Il campionato comincia con la Ferrari in ottima forma e la McLaren ad inseguire, la Renault senza le gomme Michelin sviluppate apposta per lei sembra il fantasma di se stessa, in compenso la BMW è cresciuta molto mentre i giapponesi di Honda e Toyota fanno a gara per le ultime posizioni della griglia. Improvvisamente dopo le prime gare la scuderia anglo-tedesca comincia a volare, le prestazioni aumentano da far paura e per la Ferrari comincia un periodo buio. Montecarlo e Canada ne sono un esempio.
A Maranello scoppia la prima bomba: Jean Todt annuncia di aver presentato una denuncia alla procura sostenendo di aver trovato una polverina bianca vicino al bocchettone di rifornimento delle monoposto da gara. Contemporaneamente Nigel Stepney viene allontanato dalla GeS e comincia a circolare la parola boicottaggio. A giugno, mentre in pista la Rossa comincia a riprendere prestazioni degne, un anonimo inglese gestore di un negozio per fotocopie fa scoppiare la bomba più grossa: la moglie del progettista McLaren Mike Coughlan porta a fotocopiare i progetti di costruzione e i dati di funzionamento originali della F 2008!!! Non solo, viene alla luce che Stepney forniva in tempo reale tramite SMS i dati su gomme e carichi di benzina della Ferrari durante prove e GP! Ron Dennis nega tutto ma in seguito lo stesso pilota McLaren Fernando Alonso in cambio di una sostanziale impunità svelerà tutti i retroscena e si arriverà ad una clamorosa sentenza della FIA di condanna della scuderia inglese.
Intanto la stagione va avanti, la Ferrari torna fortissima e si arriva all'ultima gara di campionato con Raikkonen a contendere il titolo a Hamilton, ma solo una serie di circostanze fortunate potrebbe consegnare il titolo al finlandese in rosso.
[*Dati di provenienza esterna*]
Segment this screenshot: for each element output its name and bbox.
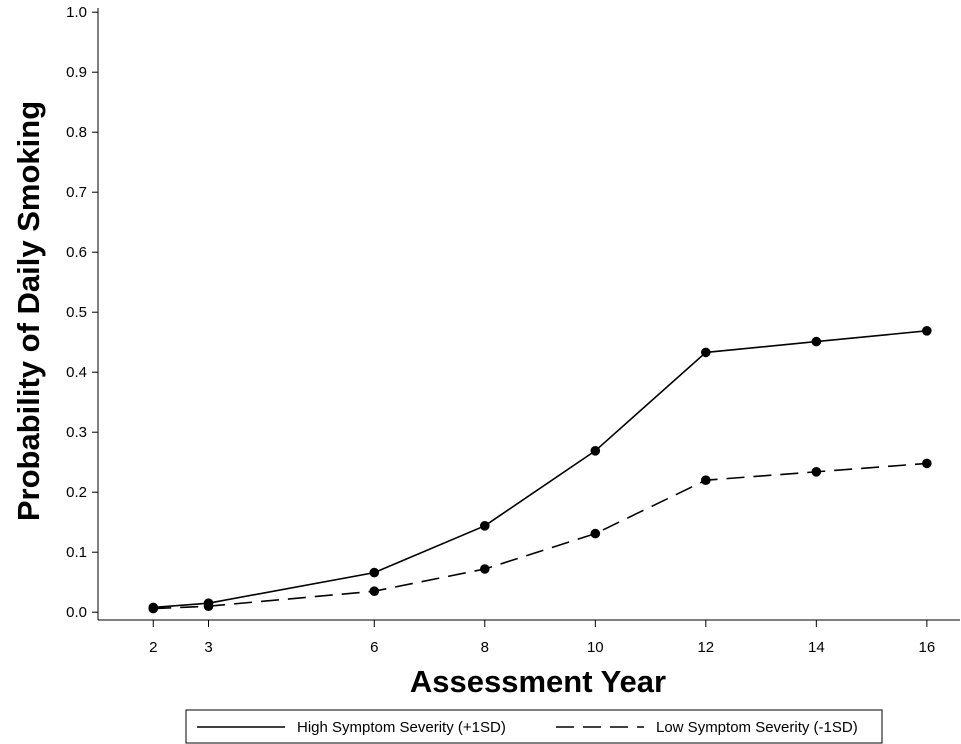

In gara succede di tutto, all'inglese smette di funzionare il cambio per 40 secondi (!?), le Ferrari passano in testa ma davanti c'è Felipe Massa e dato che la gara è in brasile cedere il posto a Kimi per lui è un vero martirio, però ubbidisce e con quel gesto si assicura il posto in Ferrari per gli anni a venire. Il miracolo è avvenuto, doppietta Ferrari e corona pilota a Raikkonen, alloro costruttori alla Rossa. Forse un miracolo pilotato, forse no, certo è che quel black-out di quaranta secondi del cambio della monoposto di Hamilton, almeno per me, è il guasto più sospetto della storia della F1...
A stagione ormai conclusa arrivano le scuse della McLaren e di Ron Dennis che fino a quel momento aveva negato l'impossibile, in pratica la scuderia inglese ammette tutti gli illeciti per evitare sanzioni nel campionato 2008. Una storia veramente brutta.